OK, so here one of the things I am currently measuring. I am doing a 2 mile uphill ride on my bike. Not the typical 2 mile uphill ride mind you. This ride has a name, "The Zoo".
From a local web site that is nothing but bike climbs in the Seattle area. This one is one of the most difficult if not THE the most difficult climb locally. There are longer climbs in WA state but few as continually as steep the Zoo. Only Lion Rock is harder imo. The Zoo is 10 minutes away. Lion Rock 2 hours.
"Zoo Hill - named after the small zoo at the bottom - is arguably the toughest climb in the Seattle area. Ascending 1200 feet over 2.5 miles, it has an average grade of about 10%, with common gradients in 15% and some sections approaching 20%. This is not a climb to be approached lightly.
Or, as one rider noted, "Zoo Hill is the puke-inducing lactate-producing gasp-fest that I avoid unless taunted.""
So I keep track of my time, bottom to top @ every ride, along with my average cadence, average and max HR. To those numbers I add my body weight, gear/clothing weight and my bike weight.
With the right formula I get how many watts of energy I produce from a given time on the ride. That has varied from 235 watts to 358 watts, depending on how fast I am able to ride the hill and how much my kit and I weigh on that particular ride.

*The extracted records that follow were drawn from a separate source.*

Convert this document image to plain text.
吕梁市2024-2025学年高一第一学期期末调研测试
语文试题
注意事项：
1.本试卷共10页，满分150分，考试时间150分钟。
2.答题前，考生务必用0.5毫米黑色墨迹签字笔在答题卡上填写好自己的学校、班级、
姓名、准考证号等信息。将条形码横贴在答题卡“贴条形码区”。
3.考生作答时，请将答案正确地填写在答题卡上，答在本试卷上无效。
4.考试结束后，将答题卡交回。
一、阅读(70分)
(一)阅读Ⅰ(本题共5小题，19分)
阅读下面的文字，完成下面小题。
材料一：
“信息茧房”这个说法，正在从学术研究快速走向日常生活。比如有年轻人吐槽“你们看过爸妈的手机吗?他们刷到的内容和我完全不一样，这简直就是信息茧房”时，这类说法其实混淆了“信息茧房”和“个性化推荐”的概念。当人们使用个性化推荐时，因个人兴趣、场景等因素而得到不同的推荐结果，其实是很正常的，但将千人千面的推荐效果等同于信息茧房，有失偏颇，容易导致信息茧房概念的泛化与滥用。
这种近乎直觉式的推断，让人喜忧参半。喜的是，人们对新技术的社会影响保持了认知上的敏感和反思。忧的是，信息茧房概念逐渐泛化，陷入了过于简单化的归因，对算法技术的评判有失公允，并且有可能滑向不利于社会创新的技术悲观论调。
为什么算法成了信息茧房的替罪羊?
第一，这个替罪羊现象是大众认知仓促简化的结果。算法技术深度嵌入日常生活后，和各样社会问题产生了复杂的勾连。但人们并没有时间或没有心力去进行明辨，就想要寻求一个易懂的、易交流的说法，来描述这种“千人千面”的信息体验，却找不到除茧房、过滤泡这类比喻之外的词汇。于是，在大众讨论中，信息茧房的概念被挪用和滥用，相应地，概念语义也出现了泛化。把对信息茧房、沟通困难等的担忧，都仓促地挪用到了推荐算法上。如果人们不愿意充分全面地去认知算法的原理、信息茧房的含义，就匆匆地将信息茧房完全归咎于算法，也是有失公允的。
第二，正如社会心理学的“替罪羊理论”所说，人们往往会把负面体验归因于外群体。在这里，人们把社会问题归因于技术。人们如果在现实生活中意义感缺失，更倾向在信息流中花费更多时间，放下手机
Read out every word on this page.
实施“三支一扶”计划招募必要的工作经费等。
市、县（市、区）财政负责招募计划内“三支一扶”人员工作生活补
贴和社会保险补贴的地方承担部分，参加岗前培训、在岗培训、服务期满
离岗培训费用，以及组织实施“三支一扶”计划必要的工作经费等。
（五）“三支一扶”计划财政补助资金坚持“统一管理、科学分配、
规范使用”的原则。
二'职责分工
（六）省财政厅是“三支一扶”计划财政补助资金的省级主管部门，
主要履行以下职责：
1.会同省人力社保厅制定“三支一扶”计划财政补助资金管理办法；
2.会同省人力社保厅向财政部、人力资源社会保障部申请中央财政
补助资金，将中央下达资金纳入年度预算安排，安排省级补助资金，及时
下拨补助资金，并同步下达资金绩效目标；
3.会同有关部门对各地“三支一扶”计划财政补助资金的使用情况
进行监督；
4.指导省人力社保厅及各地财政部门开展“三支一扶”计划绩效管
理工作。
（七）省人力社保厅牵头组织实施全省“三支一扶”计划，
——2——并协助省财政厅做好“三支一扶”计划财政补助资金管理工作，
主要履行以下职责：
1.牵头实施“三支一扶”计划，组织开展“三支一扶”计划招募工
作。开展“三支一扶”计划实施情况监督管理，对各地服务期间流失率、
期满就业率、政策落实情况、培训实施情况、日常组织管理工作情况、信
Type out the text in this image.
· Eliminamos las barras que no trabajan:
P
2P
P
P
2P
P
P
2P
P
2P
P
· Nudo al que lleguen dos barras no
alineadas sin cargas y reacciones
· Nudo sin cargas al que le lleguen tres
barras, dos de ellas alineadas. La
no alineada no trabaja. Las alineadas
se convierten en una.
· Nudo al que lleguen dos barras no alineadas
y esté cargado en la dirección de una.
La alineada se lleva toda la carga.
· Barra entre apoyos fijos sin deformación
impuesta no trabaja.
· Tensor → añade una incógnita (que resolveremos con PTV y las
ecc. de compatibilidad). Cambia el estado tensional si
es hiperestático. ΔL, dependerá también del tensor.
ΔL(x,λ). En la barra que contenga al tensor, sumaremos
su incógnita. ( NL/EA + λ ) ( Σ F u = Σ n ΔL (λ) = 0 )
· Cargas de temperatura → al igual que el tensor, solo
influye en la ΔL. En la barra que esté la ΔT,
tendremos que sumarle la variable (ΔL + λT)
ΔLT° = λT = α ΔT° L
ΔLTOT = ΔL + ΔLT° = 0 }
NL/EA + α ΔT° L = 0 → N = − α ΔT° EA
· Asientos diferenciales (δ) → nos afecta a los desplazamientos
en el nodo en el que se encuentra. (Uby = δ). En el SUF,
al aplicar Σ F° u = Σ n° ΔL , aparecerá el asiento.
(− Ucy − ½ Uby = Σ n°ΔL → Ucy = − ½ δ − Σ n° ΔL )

I have been keeping track on of my weekly or monthly rides on the Zoo since 2005. Literally every ride I have done there rain or shine.
@ColdThistle but I forgot where I stole the quote...
"training is not just about how far you can go. Training is about how hard you can go for how long."
At the moment I can put out somewhere around 350 watts. I'm surprised it is up from 320 watts which had been a personal best 4 years ago when I was fit, slightly heavier and had more muscle mass. But I am working on power right now so it is good to see the improvement. Good enough, if I could actually hold that tempo and the 350 watts, for a 18 minuite ride on the Zoo. Which would be a new personal best. Problem is I can't produce and hold that kind of power for 18 minutes. More like 5 minutes or less right now.
So I am strong enough but I just don't have the endurance. But it took some serious time, measuring, testing and retesting to figure that out. It wasn't an easy answer and it wasn't the first place I looked. My original thought was I simply wasn't "strong" enough. Not enough power. Truth is I just need to produce the power I have, for a longer period of time. Knowing all this stopped me from looking at new gears and new bike parts as well.
The real answer here? I require the endurance to produce that level of power if I am going to make 18 minutes on the Zoo climb. And while I am training for that I'll make sure to add strength training to my endurance (and LTH) training so I can produce even more power to go even faster...for a much, much longer period of time.
I mentioned this before. I use to do a lot of rock climbing. Trad 5.11 and easy .12 cracks. I was never very strong by comparison...and could never do more than a dozen or so pull-ups at any given time. But I could hang a long, long time on finger and hand jams by comparison to my partners who could do one arm pull ups and dozens of reps. If I had been smart I would have added a few more pull-ups and dropped a few pounds back then. My rock climbing would have likely taken a big jump in technical difficulty because of it.
Climbing on a bike or climbing on ice and rock easily tells you that you can never be too strong or too light. Unless of course you don't have the endurance to pull off your particular goal. Be it a 17 minute run on the Zoo, the Enduro corner on Astro Man or a quick run up Rainier. If you can do the hardest move on your project you have the power. But do you have the endurance to link every move for the red point?
Bottom line? Make sure you are training for your goals and to your weaknesses. Power and Endurance both have their place. And for most climbing, on the bike or in the mtns, those two goals should be equal partners. Or at the very least know how to define them for your own benefit.